Por isso, pode-se falar em uma comédia romântica pouco romântica — pelo menos, no que diz respeito à pré-concepção tradicional do romance. O gênero tem se baseado nas estruturas mais formulaicas e previsíveis do cinema, apresentando o amor enquanto salvação a existências tristes. Ora, Oliveira surpreende no percurso, foge aos clichês esperados e prioriza um pequeno acaso, incapaz de salvar alguém ou retirá-los de seus problemas. No dia seguinte, Zeca ainda precisará encontrar um emprego, e Luisa, enfrentar o trânsito da cidade. 

A recusa do espetáculo e da magia representa, ironicamente, a ferramenta capaz de criar uma poesia possível, uma beleza palpável porque singela, naturalista. A obra ocupa meros 71 minutos — o mínimo necessário para ser considerado um longa-metragem —, e dispensa tramas paralelas, mal-entendidos capazes de gerar uma reaproximação ao final, ou o alívio cômico através dos melhores amigos dos protagonistas. Prefere o humor singelo de acompanhar a dupla caminhando por avenidas estranhamente vazias à noite. Há encantos na cidade.

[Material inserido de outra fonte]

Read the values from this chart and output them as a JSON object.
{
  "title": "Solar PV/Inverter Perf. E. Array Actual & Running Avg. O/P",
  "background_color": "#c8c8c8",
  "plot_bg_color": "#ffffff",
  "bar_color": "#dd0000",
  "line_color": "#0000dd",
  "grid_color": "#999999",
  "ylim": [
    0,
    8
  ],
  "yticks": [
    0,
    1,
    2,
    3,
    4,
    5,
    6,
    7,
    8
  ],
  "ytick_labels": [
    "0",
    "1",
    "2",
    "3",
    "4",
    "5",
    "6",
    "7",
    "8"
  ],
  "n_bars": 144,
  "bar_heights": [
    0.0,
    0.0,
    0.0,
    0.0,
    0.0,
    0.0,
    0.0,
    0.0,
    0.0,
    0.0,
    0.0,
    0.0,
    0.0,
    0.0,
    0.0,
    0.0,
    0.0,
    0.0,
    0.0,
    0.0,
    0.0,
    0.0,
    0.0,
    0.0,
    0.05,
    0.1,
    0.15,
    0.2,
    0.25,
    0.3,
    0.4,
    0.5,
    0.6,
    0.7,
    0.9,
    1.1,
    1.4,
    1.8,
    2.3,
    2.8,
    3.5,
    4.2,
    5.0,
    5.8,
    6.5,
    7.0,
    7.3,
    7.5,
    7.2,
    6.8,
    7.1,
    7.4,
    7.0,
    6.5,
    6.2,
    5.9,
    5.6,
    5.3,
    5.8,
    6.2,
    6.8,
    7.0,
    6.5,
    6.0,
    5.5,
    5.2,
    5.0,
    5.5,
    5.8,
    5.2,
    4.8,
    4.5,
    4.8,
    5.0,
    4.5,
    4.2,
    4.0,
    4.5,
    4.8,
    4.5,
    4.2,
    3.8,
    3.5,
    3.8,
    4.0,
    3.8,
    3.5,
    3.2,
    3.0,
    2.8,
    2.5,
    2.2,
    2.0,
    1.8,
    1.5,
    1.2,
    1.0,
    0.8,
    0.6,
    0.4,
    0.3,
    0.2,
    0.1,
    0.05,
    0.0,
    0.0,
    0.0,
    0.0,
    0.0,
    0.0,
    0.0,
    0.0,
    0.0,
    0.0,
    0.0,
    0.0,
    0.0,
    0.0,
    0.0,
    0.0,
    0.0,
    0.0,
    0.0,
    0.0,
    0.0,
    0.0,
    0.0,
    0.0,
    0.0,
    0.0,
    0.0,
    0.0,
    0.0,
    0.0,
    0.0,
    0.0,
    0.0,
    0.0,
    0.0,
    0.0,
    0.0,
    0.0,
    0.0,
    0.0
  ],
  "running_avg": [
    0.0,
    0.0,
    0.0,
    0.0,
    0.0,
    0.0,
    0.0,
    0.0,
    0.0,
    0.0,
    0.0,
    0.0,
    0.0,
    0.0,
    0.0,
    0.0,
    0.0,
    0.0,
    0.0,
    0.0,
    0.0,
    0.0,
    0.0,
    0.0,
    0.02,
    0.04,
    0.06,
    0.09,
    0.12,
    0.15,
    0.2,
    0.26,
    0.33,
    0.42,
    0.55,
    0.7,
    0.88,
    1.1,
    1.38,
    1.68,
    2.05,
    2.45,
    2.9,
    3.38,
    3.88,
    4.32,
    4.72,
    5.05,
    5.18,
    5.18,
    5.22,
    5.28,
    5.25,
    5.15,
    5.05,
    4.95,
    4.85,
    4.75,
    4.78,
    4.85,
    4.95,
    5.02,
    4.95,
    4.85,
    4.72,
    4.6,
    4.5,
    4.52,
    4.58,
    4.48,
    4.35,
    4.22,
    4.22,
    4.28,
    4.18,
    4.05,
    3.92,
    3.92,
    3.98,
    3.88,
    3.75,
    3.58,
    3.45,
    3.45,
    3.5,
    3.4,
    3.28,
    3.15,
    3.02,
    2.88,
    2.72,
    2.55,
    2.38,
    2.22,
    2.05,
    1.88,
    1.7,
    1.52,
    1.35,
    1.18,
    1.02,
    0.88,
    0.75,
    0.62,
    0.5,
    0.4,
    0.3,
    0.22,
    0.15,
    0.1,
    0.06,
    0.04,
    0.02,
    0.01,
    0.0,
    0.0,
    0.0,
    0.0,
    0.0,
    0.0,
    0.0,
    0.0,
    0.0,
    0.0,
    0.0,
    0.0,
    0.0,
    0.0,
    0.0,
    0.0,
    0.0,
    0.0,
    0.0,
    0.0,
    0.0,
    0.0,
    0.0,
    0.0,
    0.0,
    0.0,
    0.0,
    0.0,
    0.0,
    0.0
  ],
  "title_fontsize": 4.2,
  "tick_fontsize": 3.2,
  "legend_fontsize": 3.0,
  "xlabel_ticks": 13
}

Eles estarão praticamente sozinhos em cena, atraindo-se por falta de opções, ou porque espelham sua solidão e carência no outro. Unem-se pela vontade de passar uma noite gostosa (o flerte desencontrado na casa de Zeca é hilário), aproveitar a oportunidade, pois não teriam mais nada para fazer naquela noite. Talvez não tenham encontrado o amor duradouro. A possibilidade de um contentamento instantâneo e inconsequente também provoca risos, pela fricção entre expectativas (uma história marcante e profunda) e concretizações (uma noite mínima passada juntos).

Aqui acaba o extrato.